El aula 3201 A tenía la capacidad para albergar a quienes persistíamos en el tercer curso de Ciencias Geológicas y a quienes además de este, arrastraban otros en calidad de "repetidores". Sus bancos de madera, desgastados y escritos con nombres de generaciones pasadas, apenas ofrecían comodidad. En invierno, el frío calaba hasta los huesos, y en verano, el calor se quedaba atrapado entre las paredes desnudas, amplificando la sensación de estar en un páramo inerte. Pero nada de eso importaba cuando entraba Juan Luis Arsuaga.
Arsuaga no era todavía el nombre que llegaría a ser. No llenaba auditorios ni protagonizaba documentales. Era simplemente un profesor que impartía Paleontología 2 con una voz capaz de resucitar fósiles y hacernos creer que navegábamos junto a Darwin embarcados en una aventura alrededor del mundo a bordo del H.M.S. Beagle. Desde su primera clase, comprendí que no se trataba solo de memorizar nombres en latín o diferenciar una pelvis de saurisquio de otra de ornitisquio. No. Se trataba de algo más profundo, más visceral: la historia de la vida sobre la Tierra y nuestra conexión con ella.

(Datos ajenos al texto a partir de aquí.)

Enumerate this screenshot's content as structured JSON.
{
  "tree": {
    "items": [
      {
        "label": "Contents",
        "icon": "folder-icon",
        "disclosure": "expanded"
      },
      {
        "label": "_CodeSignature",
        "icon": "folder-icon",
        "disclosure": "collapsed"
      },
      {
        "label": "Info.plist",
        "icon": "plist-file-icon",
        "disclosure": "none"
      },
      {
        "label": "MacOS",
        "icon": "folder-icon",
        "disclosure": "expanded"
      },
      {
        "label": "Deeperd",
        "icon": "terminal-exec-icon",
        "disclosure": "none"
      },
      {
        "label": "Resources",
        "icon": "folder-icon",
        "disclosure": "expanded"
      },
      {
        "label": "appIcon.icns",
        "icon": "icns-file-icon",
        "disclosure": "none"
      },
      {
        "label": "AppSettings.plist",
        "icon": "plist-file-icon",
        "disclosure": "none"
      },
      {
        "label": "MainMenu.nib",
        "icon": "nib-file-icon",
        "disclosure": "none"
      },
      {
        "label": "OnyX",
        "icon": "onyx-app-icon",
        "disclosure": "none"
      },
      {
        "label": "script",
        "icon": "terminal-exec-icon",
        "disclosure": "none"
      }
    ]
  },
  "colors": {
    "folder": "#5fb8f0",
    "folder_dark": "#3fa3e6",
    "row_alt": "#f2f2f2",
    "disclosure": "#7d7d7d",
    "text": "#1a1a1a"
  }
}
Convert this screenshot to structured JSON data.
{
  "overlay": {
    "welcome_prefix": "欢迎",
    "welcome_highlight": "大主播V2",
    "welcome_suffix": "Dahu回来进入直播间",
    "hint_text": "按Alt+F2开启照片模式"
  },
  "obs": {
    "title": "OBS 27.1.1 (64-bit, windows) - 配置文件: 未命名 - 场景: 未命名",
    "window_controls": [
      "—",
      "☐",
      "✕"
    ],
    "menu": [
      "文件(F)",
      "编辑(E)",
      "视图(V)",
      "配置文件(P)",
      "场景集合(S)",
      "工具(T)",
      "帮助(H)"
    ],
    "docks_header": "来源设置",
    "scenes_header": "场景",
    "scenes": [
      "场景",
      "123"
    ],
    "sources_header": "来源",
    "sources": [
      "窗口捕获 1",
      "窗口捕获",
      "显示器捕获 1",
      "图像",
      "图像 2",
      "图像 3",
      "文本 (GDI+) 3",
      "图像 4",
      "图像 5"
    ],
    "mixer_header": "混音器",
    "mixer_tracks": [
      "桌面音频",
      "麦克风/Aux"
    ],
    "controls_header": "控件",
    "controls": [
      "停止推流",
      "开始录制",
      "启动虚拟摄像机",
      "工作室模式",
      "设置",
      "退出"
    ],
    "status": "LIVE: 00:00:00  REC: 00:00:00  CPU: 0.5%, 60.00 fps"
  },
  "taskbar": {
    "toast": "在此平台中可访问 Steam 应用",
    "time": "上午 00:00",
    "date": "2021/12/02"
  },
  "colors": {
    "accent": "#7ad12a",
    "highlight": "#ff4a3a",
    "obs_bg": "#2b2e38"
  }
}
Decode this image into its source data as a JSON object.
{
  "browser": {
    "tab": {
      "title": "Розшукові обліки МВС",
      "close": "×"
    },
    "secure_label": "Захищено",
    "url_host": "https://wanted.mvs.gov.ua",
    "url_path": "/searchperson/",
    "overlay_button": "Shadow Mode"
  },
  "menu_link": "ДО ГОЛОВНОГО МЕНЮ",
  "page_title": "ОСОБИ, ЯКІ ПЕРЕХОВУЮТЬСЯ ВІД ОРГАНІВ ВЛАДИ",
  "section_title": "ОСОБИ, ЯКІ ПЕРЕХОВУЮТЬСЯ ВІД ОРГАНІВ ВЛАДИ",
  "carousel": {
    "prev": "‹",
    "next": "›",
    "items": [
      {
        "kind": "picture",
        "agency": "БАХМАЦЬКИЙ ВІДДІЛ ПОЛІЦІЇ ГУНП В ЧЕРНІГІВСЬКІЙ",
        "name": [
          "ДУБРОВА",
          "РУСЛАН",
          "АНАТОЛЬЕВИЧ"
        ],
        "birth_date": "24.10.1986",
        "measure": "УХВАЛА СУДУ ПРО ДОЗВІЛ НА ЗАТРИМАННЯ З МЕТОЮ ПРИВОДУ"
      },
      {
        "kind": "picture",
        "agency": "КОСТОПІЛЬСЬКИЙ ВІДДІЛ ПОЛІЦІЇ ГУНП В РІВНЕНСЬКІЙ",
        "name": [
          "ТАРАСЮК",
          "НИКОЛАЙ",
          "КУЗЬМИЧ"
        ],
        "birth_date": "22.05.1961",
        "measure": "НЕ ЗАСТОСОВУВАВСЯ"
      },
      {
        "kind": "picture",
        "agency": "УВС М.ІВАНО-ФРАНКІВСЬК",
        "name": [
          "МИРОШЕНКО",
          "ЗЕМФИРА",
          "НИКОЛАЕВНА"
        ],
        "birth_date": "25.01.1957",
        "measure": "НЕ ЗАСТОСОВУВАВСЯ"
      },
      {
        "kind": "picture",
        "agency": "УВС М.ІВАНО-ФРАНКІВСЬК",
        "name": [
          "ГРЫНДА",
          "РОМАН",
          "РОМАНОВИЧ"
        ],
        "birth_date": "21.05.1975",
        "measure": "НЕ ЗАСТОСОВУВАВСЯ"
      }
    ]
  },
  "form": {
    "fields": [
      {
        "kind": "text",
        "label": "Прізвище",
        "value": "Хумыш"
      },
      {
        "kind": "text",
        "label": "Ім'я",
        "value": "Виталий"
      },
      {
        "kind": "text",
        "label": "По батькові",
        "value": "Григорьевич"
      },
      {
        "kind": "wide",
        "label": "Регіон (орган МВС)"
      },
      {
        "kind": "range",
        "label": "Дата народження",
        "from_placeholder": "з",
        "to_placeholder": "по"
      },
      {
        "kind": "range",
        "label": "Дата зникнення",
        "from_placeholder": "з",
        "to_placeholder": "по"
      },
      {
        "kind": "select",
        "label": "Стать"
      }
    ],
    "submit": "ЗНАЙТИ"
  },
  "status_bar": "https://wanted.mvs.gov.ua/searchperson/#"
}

Nos hablaba con una pasión contenida, de tú a tú, sin distancias, con el tono de alguien que lleva toda su vida persiguiendo una pregunta para la que aún no hay respuesta. A veces, se detenía en mitad de una frase, miraba al techo como si realizase el arcano ritual de la enseñanza y tras una pausa a modo de sortilegio nos transportaba con su voz al Jurásico, al Mioceno o a un remoto valle africano donde los primeros homínidos dejaron su huella indeleble. El aula 3201 A desaparecía entonces, como por arte de magia, para encontrarnos de pronto en un mundo donde la geología y la biología tejen la trama de la existencia.
Yo había elegido estudiar Geológicas sin un motivo preciso, quizá porque siempre me había fascinado la idea de que la Tierra guardara su propia memoria en capas de roca y sedimentos. Pero fue en ese tercer curso, en ese aula helada y con ese profesor desconocido, donde comprendí que la geología no era solo una ciencia, sino una forma de mirar el mundo. Que cada fósil, cada estrato, era una página de un libro que desde entonces reposa en los anaqueles de mi personal biblioteca.
Años después, al escuchar el nombre de Arsuaga en documentales y entrevistas, no puedo evitar sonreír. Para muchos, es un divulgador, un científico reconocido. Para mí, siempre será la voz que, en aquel invierno de 1991, me embarcó en un viaje a través del tiempo desde la dura madera de un pupitre del aula 3201 A.